L'assiette de la taxe est significativement mitée , de sorte que certains contributeurs importants y échappent aux termes d'arbitrage peu clairs ainsi qu'une myriade de petits utilisateurs de la voie d'eau assujettis à d'autres prélèvements mais qui ne profitent pas à VNF.
Par ailleurs, la détermination des taux ressort comme peu rigoureuse . Les tarifs sont fixés par référence à des besoins budgétaires de VNF- il faudrait écrire à des besoins normés par la direction du budget- sans qu'une doctrine de valorisation du domaine public fluvial ne semble réellement à l'oeuvre quand bien même la taxe hydraulique par sa dimension réaliste s'inspire d'une forme de tarification de l'usage du domaine à caractère sinon économique du moins patrimonial.
Il faut encore rappeler que la taxe hydraulique est frappée par la « charte de budgétisation » annexée à la loi de programmation des finances publiques pour 2012-2017.
On rappelle que la « charte » prévoit :
- le plafonnement des taxes affectées avec écrêtement des taxes dont le rendement est supérieur aux « besoins prévisionnels » ;
- l'inclusion dans la norme « zéro valeur » des taxes plafonnées en lois de finances ;
- la fixation d'un objectif global de baisse des taxes plafonnées à - 265 millions d'euros en 2014 et - 465 millions d'euros en 2015.
Ces dispositions qui se veulent vertueuses s'appliquent en l'espèce à une taxe censée financer des investissements destinés à sauvegarder ou enrichir le patrimoine de l'État et à contribuer à l'élévation du potentiel de croissance durable du pays.
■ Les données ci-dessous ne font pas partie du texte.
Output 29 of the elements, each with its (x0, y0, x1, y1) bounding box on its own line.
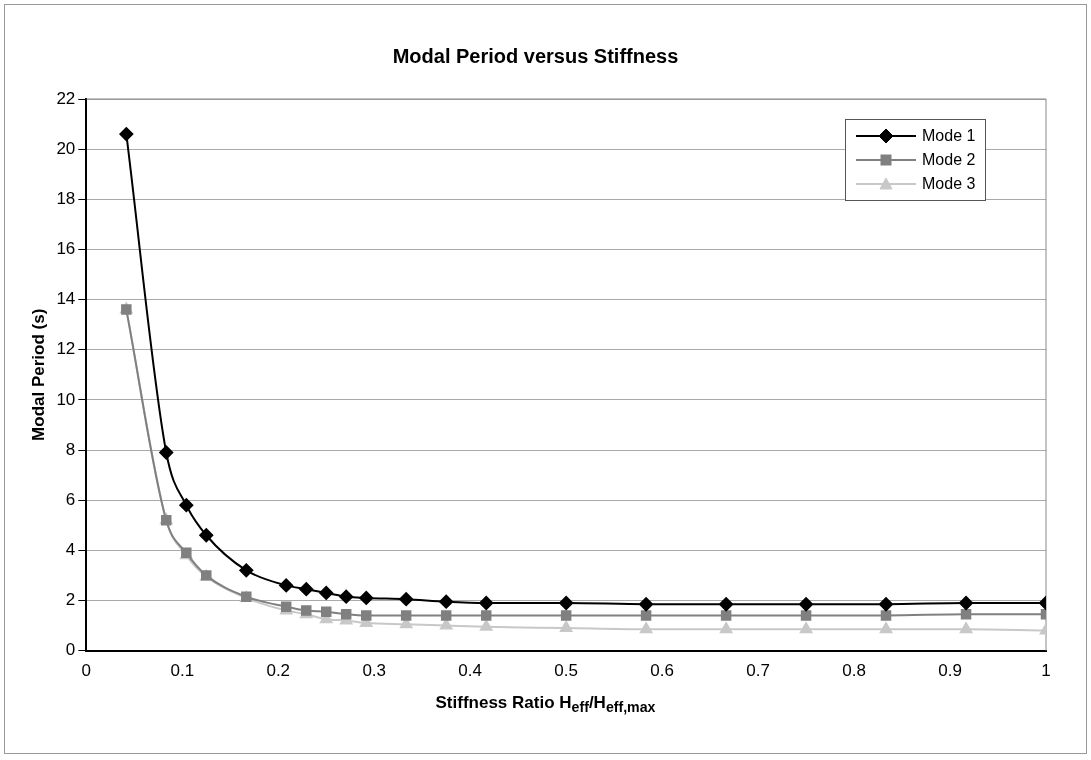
x-tick-label: 0.6 (650, 661, 674, 681)
x-tick-label: 0.8 (842, 661, 866, 681)
y-tick-label: 10 (56, 389, 76, 409)
y-tick-label: 18 (56, 188, 76, 208)
x-tick-label: 0.2 (266, 661, 291, 681)
x-tick-label: 1 (1041, 661, 1051, 681)
y-tick-label: 20 (56, 138, 76, 158)
y-tick-label: 16 (56, 239, 76, 259)
legend-label: Mode 2 (922, 151, 976, 169)
y-tick-label: 6 (65, 489, 76, 509)
x-tick-label: 0.4 (458, 661, 483, 681)
chart-title: Modal Period versus Stiffness (392, 44, 679, 67)
y-tick-label: 22 (56, 88, 76, 108)
x-tick-label: 0 (81, 661, 92, 681)
y-tick-label: 8 (65, 439, 76, 459)
y-tick-label: 14 (56, 289, 76, 309)
x-tick-label: 0.7 (746, 661, 770, 681)
y-axis-title: Modal Period (s) (28, 308, 48, 441)
y-tick-label: 2 (65, 590, 76, 610)
x-tick-label: 0.1 (170, 661, 195, 681)
x-axis-title: Stiffness Ratio H$_{eff}$/H$_{eff,max}$ (434, 693, 657, 716)
legend-label: Mode 3 (922, 175, 976, 193)
y-tick-label: 4 (65, 540, 76, 559)
legend-label: Mode 1 (922, 127, 976, 145)
x-tick-label: 0.5 (554, 661, 578, 681)
y-tick-label: 12 (56, 339, 76, 359)
y-tick-label: 0 (65, 640, 76, 660)
x-tick-label: 0.9 (938, 661, 962, 681)
x-tick-label: 0.3 (362, 661, 387, 681)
Elle bride à l'excès les capacités de VNF dont les ressources dépendent très étroitement du produit de la taxe.
Il est regrettable que la préoccupation d'améliorer la gestion des finances publiques, qui est sérieuse, dégénère en des solutions absurdes masquées derrière des pseudo-concepts de gestion.
La gestion publique n'y gagne rien.
La portée de l'écrêtement n`a certes pas été substantielle : en 2012, il a eu pour effet d'amputer les ressources de l'établissement de 3,3 millions d'euros contre un potentiel d'écrêtement estimé à 6 millions.
C'est que le plafond de recettes de la taxe hydraulique (148,6 millions d'euros) inchangé entre 2012 et 2013 n'a été dépassé que de peu en 2012.
La taxe hydraulique est suspendue à un contentieux dont la dernière phase - devant la Cour administrative d'appel - n'a pas été favorable à VNF. Il est reproché à la taxe de constituer une aide d'État faussant la concurrence. Par ailleurs, le défaut de notification du dispositif aux autorités européennes de la concurrence serait, dans ces conditions, prétendument fautif.
Vos rapporteurs n'entreront pas dans un débat juridique pendant devant le Conseil d'État qui ressort comme aussi complexe qu'artificiel au vu des activités concrètes de VNF qui, indubitablement, ne sont guère marqués par la dimension marchande.
Il n'empêche que la solution donnée à ce contentieux dans l'hypothèse où elle serait confirmée, pourrait poser un grave problème de financement de l'établissement.
Au-delà, dans la mesure où VNF développerait avec succès son offre d'infrastructures de transport, une certaine inquiétude pourrait venir de l'application à l'établissement de la jurisprudence « La Poste » qui a considéré que le statut d'établissement public par la garantie de l'État qu'il offrait apportait à l'entreprise un avantage faussant la concurrence.
4. Les cofinancements jouent un rôle important qu'il ne faut pas décourager
Les cofinancements , même en excluant ceux du projet Seine-Nord-Europe, sont essentiels à VNF. Ils équivalent à près de trois fois les recettes de péages et devraient s'élever en 2014 à 41,6 millions d'euros .
Une partie importante des investissements de VNF est contractualisée avec les régions.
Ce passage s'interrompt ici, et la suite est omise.